Set realistic goals and messaging for the business timeline, strategic focus and marketing.

As occurs in other industries, ACES mobility companies, particularly startups, are pressured to deliver a “promising pitch” to attract investors. But because ACES mobility is a new but ongoing direction for the automotive industry, it is not sufficient for companies to hire talented technical experts for product development. They must also hire business, product and strategy experts with suitable knowledge to communicate with relevant internal and external stakeholders. Even the marketing team should have at least a fundamental understanding of how the software-as-a-service (SaaS)-related business functions, in order to prevent misleading marketing messaging, especially with regard to safety-critical product features.

Challenges of talent recruitment and retention

One of the most important measures when discussing talent recruitment for ACES mobility and related fields is not the size of the team but its composition, to ensure that all the required competencies are in place. For example, a smaller company might be better off hiring a single product manager with strong technical and market understanding, rather than five product managers with little or no grasp of the software business.

The immaturity of the ACES mobility industry complicates this exercise because it can be difficult to identify people with the right profiles to meet job requirements that are still evolving. These circumstances call for the talents of an experienced recruiter. In other words, hiring emerging-technologies talent is itself a distinctive skillset.
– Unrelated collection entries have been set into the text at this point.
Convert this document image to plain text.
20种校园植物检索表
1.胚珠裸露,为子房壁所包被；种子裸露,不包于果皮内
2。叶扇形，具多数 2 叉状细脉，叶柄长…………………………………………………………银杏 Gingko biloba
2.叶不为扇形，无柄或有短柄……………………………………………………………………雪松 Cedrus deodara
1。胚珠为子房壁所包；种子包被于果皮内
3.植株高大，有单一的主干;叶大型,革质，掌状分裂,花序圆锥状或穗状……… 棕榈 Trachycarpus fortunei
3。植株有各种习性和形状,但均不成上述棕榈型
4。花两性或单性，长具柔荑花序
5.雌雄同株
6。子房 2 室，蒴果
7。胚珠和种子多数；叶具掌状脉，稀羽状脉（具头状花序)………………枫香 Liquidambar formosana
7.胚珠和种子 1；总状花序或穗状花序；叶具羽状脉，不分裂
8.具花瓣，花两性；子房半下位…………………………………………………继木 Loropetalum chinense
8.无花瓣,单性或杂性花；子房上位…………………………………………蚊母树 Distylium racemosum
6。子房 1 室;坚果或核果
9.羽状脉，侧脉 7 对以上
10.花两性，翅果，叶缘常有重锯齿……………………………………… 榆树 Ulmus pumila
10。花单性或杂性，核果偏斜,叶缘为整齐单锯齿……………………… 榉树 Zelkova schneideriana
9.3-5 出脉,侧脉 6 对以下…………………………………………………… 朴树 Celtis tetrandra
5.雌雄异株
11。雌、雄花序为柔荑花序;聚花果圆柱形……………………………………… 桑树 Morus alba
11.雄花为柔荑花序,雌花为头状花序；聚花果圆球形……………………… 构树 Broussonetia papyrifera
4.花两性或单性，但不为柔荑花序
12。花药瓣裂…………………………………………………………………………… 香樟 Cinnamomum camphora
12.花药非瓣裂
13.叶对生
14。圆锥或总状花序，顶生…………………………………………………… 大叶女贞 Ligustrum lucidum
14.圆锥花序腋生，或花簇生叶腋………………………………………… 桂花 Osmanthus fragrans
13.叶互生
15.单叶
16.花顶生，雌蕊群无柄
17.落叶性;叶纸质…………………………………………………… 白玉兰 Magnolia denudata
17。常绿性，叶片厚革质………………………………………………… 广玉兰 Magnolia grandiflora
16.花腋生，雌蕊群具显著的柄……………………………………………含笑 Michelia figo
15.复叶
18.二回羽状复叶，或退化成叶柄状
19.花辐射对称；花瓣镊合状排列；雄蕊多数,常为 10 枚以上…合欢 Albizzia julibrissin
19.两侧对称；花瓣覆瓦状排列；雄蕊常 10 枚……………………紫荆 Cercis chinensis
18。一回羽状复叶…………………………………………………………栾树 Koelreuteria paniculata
Finally, it’s not just about hiring the right talent but about retaining them by providing adequate compensation, growth opportunities and the confidence to motivate them. These individuals are highly sought after, so failing to take care of them could delay a product development project or even result in its failure. Companies should acquaint themselves with the topics of personal skills development, empathetic leadership and moral injury management if they hope to prevent employee frustration and defections in this tough period of the Great Resignation.